The role is determined by mria.node_role
application environment variable.
The default value is core
.
Core nodes behave much like regular mnesia nodes: they are connected in a full mesh, and each node can initiate write transactions, hold locks, etc.
Replicant nodes, on the other hand, don't participate in the mnesia transactions.
They connect to one of the core nodes and passively replicate the transactions from it using an internal Mria protocol based on gen_rpc.
From the point of mnesia they simply don't exist: they don't appear in the table_copies
list, they don't hold any locks and don't participate in the transaction commit protocol.
This means replicant nodes aren't allowed to perform any write operations on their own.
They instead perform an RPC call to a core node, that performs the write operation on their behalf.
Same goes for dirty writes as well.
This is decided internally by mria:transaction
function.
Conversely, dirty reads and read-only transactions run locally on the replicant.
The semantics of the read operations are the following: they operate on a consistent, but potentially outdated snapshot of the data.
Shards
For performance reasons, mnesia tables are separated into disjunctive subsets called RLOG shards. Transactions for each shard are replicated independently. Currently transaction can only modify tables in one shard. Usually it is a good idea to group all tables that belong to a particular OTP application in one shard.

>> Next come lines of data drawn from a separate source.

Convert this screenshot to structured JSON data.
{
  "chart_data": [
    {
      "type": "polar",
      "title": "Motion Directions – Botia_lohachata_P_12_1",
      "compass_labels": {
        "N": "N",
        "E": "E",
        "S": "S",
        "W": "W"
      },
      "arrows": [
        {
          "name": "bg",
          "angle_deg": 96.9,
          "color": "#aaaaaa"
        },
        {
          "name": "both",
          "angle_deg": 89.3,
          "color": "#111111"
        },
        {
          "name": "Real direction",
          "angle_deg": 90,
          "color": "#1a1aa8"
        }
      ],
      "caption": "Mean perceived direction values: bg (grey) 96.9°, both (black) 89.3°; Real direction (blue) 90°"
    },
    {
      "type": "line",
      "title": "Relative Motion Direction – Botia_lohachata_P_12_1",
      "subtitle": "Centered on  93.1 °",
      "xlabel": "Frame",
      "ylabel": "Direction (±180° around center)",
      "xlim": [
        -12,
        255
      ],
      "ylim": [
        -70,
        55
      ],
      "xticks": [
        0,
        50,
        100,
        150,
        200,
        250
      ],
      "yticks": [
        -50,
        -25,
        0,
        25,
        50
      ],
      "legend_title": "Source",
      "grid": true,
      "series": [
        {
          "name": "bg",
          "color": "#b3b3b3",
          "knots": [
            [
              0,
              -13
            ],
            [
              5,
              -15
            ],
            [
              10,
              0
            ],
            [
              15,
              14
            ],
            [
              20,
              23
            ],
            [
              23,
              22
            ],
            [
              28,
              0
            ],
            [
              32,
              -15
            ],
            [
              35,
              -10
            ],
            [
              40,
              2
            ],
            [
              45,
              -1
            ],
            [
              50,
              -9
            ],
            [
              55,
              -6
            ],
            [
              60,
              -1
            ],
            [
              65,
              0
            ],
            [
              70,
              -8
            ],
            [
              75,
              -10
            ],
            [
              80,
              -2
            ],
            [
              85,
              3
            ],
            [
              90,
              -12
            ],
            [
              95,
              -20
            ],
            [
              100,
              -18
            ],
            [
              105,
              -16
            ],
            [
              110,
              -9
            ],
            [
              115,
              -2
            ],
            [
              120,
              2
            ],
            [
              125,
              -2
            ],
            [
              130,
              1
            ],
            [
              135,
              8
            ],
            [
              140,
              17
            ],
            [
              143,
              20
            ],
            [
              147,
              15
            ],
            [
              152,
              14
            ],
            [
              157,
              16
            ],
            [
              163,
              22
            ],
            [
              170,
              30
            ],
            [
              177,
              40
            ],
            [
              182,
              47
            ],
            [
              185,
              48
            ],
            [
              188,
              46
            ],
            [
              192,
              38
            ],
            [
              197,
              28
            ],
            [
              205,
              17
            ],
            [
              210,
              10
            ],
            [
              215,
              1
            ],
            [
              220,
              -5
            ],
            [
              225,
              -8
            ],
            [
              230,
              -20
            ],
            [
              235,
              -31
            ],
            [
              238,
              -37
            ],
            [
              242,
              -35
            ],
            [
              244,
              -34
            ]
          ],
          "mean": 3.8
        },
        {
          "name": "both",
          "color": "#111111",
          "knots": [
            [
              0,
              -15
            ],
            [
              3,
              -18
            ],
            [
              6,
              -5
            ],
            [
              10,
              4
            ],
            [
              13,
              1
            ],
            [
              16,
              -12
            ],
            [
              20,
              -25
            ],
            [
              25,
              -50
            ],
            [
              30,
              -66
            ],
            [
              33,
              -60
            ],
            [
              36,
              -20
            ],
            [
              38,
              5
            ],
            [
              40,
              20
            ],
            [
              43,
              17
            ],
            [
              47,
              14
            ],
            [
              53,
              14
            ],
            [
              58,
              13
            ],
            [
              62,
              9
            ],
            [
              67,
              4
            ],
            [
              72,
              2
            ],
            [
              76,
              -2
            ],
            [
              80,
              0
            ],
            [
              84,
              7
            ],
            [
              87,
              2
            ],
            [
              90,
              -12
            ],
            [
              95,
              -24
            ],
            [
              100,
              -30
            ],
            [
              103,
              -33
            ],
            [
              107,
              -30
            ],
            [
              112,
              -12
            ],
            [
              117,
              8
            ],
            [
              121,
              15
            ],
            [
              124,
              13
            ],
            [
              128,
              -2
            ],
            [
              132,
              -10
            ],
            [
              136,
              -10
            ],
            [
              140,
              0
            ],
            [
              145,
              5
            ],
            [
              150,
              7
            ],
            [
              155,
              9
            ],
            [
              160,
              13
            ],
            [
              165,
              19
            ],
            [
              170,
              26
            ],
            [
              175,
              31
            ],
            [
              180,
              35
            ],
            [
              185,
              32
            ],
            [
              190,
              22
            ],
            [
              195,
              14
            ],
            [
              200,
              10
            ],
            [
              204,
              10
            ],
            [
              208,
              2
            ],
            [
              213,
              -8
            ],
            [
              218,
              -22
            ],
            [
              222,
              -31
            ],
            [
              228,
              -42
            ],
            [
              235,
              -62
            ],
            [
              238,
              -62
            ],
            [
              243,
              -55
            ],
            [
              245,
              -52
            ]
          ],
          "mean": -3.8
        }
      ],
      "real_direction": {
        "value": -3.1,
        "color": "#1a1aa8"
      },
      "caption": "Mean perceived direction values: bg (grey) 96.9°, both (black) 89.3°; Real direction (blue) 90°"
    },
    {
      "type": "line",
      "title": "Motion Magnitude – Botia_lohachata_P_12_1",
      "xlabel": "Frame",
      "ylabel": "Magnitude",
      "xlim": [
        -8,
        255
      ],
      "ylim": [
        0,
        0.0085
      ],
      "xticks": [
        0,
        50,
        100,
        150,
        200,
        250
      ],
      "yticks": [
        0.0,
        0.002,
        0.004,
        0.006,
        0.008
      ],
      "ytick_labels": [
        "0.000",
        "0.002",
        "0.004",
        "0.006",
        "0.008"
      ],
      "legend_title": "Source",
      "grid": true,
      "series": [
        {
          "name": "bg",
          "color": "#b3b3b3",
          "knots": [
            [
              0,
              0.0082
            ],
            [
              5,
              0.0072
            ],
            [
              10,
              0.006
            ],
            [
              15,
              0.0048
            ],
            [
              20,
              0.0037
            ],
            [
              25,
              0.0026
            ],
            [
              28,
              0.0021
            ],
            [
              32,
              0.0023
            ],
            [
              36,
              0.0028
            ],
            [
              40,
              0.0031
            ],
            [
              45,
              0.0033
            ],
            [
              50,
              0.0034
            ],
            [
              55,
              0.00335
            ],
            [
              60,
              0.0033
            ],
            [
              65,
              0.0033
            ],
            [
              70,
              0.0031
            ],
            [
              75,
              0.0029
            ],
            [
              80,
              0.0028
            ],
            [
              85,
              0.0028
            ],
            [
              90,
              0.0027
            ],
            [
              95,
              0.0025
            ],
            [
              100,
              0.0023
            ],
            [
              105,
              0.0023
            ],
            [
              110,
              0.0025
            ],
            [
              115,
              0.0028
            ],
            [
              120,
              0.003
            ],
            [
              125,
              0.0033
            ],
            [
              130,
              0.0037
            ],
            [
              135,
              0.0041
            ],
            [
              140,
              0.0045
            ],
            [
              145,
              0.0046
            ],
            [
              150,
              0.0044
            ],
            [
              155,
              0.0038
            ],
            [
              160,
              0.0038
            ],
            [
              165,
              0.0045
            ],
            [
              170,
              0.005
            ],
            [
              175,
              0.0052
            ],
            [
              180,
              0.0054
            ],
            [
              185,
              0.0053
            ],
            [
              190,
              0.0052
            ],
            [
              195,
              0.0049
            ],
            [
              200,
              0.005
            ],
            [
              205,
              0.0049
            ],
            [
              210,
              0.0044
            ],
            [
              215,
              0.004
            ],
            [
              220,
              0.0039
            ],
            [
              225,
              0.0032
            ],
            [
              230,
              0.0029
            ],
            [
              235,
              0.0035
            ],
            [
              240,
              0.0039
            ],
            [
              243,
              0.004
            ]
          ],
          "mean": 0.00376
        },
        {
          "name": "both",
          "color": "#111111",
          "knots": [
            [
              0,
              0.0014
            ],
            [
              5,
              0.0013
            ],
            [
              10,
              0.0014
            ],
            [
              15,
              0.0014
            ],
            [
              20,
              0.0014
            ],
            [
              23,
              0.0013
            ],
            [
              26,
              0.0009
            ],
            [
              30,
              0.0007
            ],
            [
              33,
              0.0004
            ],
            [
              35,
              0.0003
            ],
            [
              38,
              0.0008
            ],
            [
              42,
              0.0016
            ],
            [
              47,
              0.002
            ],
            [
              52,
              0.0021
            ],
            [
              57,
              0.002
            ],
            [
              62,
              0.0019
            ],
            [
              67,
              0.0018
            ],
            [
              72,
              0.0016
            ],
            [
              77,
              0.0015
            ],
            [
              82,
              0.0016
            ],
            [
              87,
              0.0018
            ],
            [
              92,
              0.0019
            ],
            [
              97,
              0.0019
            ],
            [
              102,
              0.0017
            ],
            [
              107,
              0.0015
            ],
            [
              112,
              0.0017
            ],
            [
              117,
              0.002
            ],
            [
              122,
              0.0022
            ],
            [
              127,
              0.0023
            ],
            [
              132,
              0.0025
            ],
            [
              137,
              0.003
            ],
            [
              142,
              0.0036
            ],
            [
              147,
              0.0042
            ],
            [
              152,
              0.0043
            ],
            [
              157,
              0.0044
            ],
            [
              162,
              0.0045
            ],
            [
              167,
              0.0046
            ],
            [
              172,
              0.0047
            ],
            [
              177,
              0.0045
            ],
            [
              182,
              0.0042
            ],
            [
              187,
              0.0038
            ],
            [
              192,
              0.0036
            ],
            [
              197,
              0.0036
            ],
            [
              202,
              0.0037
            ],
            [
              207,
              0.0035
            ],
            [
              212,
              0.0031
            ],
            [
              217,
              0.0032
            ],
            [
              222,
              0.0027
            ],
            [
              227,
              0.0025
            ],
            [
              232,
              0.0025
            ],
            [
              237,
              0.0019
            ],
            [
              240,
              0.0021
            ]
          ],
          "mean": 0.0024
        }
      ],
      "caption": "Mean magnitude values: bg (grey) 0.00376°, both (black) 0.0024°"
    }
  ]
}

Enabling RLOG in your application
It is important to make the application code compatible with the RLOG feature by using the correct APIs. Thankfully, migration from plain mnesia to RLOG is rather simple.
Assigning tables to the shards
First, each mnesia table should be assigned to an RLOG shard.
It is done by adding {rlog_shard, shard_name}
tuple to the option list of mria:create_table
function.
For example:
-module(mria_app).
-behaviour(application).
-export([start/2, stop/1]).
-include_lib("snabbkaffe/include/trace.hrl").
start(_Type, _Args) ->
ok = mria:create_table(foo, [{type, bag},
{rlog_shard, my_shard},
{storage, ram_copies},
]),
ok = mria:create_table(bar, [{type, ordered_set},
{storage, ram_copies},
{rlog_shard, my_shard}
]),
mria:wait_for_tables([foo, bar]).
The API for creating the table is similar to Mnesia, with three notable exceptions:
create_table
function is idempotent- All replicas of the table use the same storage backend, as specified by
storage
parameter, and each table is replicated on all nodes in the cluster - There is a mandatory
rlog_shard
parameter that assigns the table to an RLOG shard. The only exception islocal_content
tables that are implicitly assigned toundefined
shard, that is not replicated
Waiting for shard replication
Please note that replicant nodes don't connect to all the shards automatically.
Connection to the upstream core node and replication of the transactions should be triggered by calling mria:wait_for_tables(Tables, Timeout)
function.
Typically one should call this function in the application start callback, as shown in the example above.
Write operations
Use of the following mnesia
APIs is forbidden:
mnesia:transaction
mnesia:dirty_write
mnesia:dirty_delete
mnesia:dirty_delete_object
mnesia:clear_table
Replace them with the corresponding functions from mria
module.
Using transactional versions of the mnesia APIs for writes and deletes is fine.
With that in mind, typical write transaction should look like this:
mria:transaction(my_shard,
fun() ->
mnesia:read(shard_tab, foo),
mnesia:write(#shard_tab{key = foo, val = bar})
end)
Read operations
Dirty read operations (such as mnesia:dirty_read
, ets:lookup
and mnesia:dirty_select
) are allowed.
However, it is recommended to wrap all reads in mria:ro_transaction
function.
Under normal conditions (when all shards are in sync) it should not introduce extra overhead.
Callbacks
Mria can execute callbacks on some system events.
They can be registered using mria:register_callback/2
function.
stop
: This callback is executed when the DB stops or restarts.start
: This callback is executed when the DB starts or restarts.
Note that the DB restarts when the node joins the cluster.